Degrees and Honours
PhD in Sociology at the University of Cambridge. BA (Honours) and MA at the University of Alberta, in Canada.
Profile and Research Interests
Dr Niamh Mulcahy is the Executive Director of the Centre for the Study of Financial Insecurity (CSFI), based at the interdisciplinary Centre for Research in the Arts, Social Sciences, and Humanities (CRASSH).

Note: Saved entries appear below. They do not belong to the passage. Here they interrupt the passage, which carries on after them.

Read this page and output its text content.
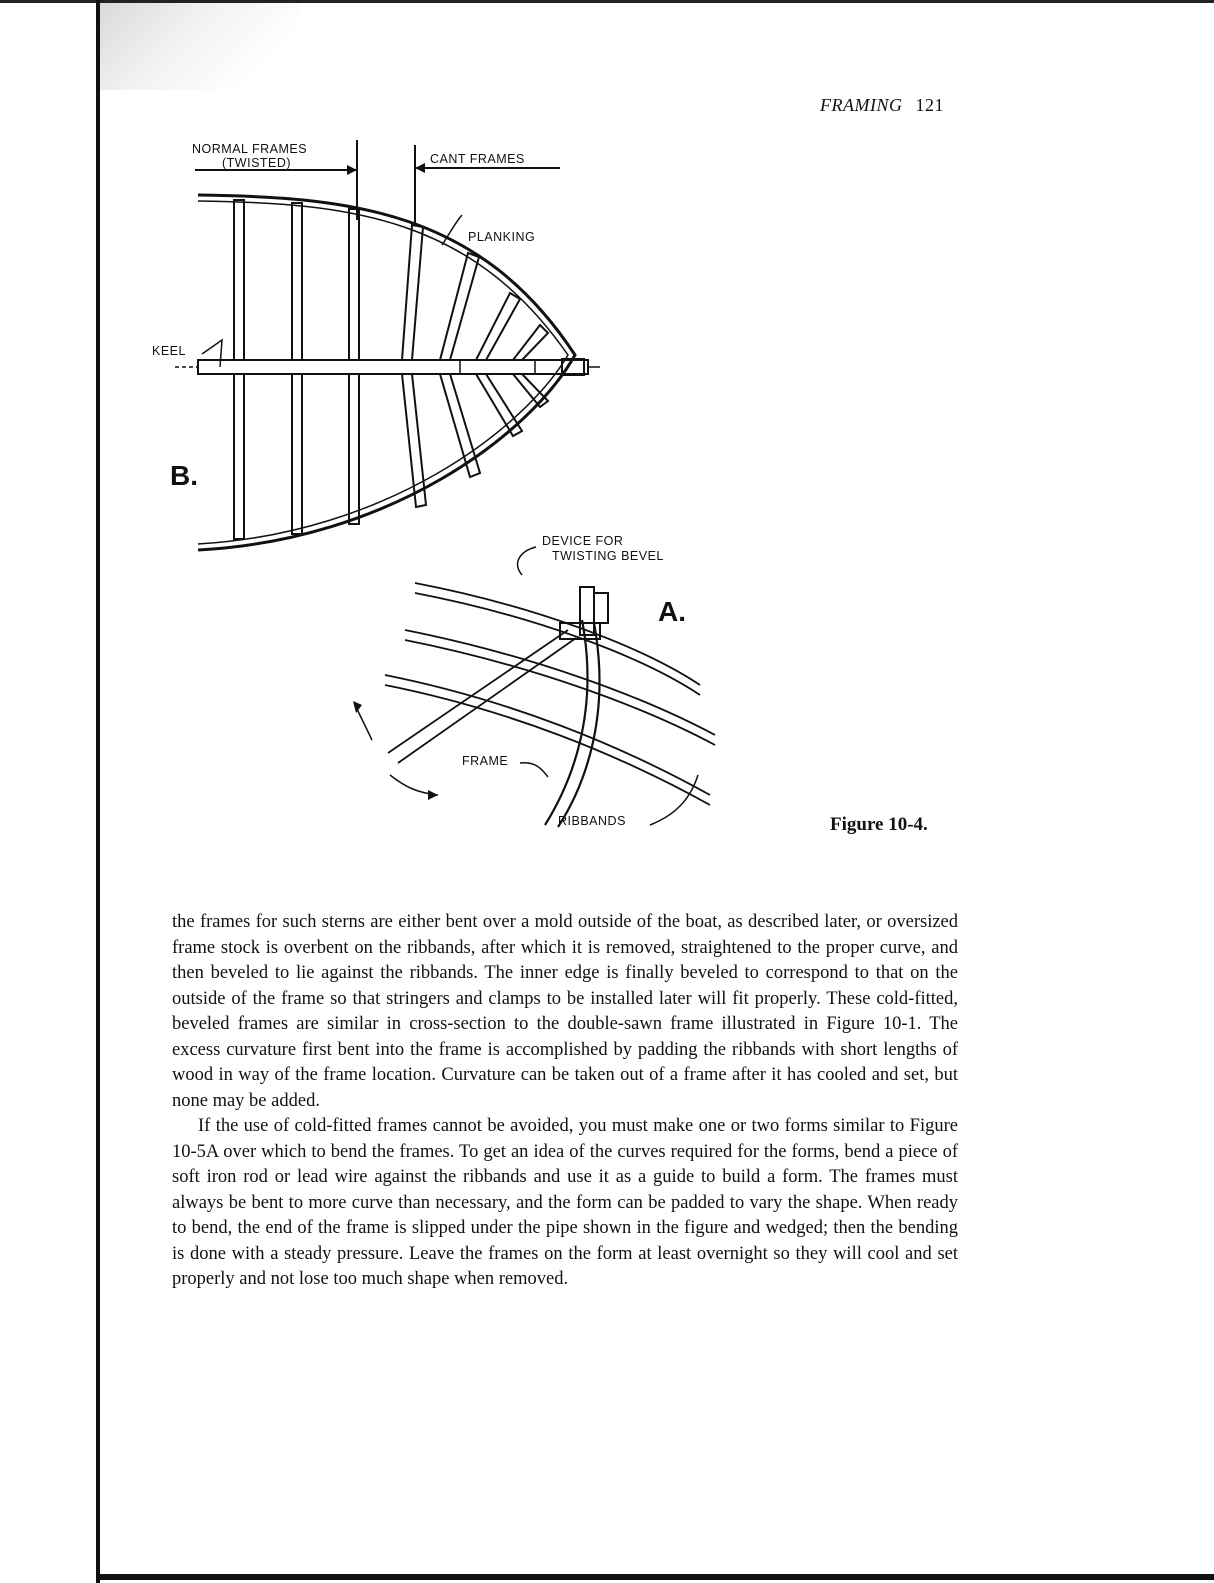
FRAMING 121
NORMAL FRAMES
(TWISTED)	CANT FRAMES
PLANKING
KEEL
B.
DEVICE FOR
TWISTING BEVEL
A.
FRAME
RIBBANDS	Figure 10-4.

the frames for such sterns are either bent over a mold outside of the boat, as described later, or oversized frame stock is overbent on the ribbands, after which it is removed, straightened to the proper curve, and then beveled to lie against the ribbands. The inner edge is finally beveled to correspond to that on the outside of the frame so that stringers and clamps to be installed later will fit properly. These cold-fitted, beveled frames are similar in cross-section to the double-sawn frame illustrated in Figure 10-1. The excess curvature first bent into the frame is accomplished by padding the ribbands with short lengths of wood in way of the frame location. Curvature can be taken out of a frame after it has cooled and set, but none may be added.

If the use of cold-fitted frames cannot be avoided, you must make one or two forms similar to Figure 10-5A over which to bend the frames. To get an idea of the curves required for the forms, bend a piece of soft iron rod or lead wire against the ribbands and use it as a guide to build a form. The frames must always be bent to more curve than necessary, and the form can be padded to vary the shape. When ready to bend, the end of the frame is slipped under the pipe shown in the figure and wedged; then the bending is done with a steady pressure. Leave the frames on the form at least overnight so they will cool and set properly and not lose too much shape when removed.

As an economic sociologist, she specialises in the effects of household precariousness and poverty on regional economic decline in the UK, in order to think about how policy strategies can account for the security and stability of individuals and families when thinking about economic regeneration.
Niamh did a PhD in the Department of Sociology at Cambridge, as a member of King's College, and was subsequently appointed as Alice Tong Sze Research Fellow at Lucy Cavendish College and CRASSH. She is the founder of CSFI, which grew out of a collaborative relationship with government, corporate, and not-for-profit stakeholders during her research fellowship. She has been a graduate tutor at Lucy Cavendish since 2022, working with Masters students in a variety of disciplines.
Publications (selected):
"Class and Inequality in the Time of Finance". Routledge 2021. https://www.routledge.com/Class-and-Inequality-in-the-Time-of-Finance-Subject-to-Terms-and-Conditions/Mulcahy/p/book/9780367530990
“Is the social study of finance necessarily nominalist? Using realism to address critical shortcomings”. Journal for the Theory of Social Behaviour. https://doi.org/10.1111/jtsb.12278
“Shaping entrepreneurial subjects: How structural changes and institutional fixes shape financial strategies in daily life”. Thesis Eleven 142:1 (2017), 5 – 17.

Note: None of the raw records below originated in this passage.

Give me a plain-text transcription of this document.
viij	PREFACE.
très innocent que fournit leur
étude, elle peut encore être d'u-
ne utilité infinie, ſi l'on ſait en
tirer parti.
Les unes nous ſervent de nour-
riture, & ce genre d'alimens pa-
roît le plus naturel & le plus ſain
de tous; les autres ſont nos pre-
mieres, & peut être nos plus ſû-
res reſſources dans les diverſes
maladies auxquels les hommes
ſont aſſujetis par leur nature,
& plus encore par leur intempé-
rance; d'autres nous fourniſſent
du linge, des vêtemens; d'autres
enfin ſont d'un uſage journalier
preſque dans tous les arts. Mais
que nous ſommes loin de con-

“Workers-as-consumers: Rethinking the political economy of consumption and capital reproduction”. Capital and Class 41:2 (2017), 315 – 332.

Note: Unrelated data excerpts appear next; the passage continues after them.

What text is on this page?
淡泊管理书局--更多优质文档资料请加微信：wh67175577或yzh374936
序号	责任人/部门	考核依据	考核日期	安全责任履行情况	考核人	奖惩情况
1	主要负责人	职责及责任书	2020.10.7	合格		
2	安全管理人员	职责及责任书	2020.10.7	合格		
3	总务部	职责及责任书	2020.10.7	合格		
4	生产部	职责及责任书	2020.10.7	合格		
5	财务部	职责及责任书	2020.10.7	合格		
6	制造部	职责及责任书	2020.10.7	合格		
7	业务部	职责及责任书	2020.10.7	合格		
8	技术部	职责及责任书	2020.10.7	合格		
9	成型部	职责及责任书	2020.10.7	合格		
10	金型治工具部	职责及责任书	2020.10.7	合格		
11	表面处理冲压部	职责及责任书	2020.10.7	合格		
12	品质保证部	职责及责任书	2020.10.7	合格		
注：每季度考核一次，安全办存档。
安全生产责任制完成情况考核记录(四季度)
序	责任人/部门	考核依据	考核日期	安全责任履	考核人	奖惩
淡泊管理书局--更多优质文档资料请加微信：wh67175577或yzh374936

“Entrepreneurial subjectivity and the political economy of daily life in the time of finance”. European Journal of Social Theory 20:2 (2017), 216 – 235.
“Narrating developmental disability: Researchers, advocates, and the creation of an interview space in the context of university-community partnerships”. International Journal of Qualitative Methods 11:2 (2012), 165 – 179.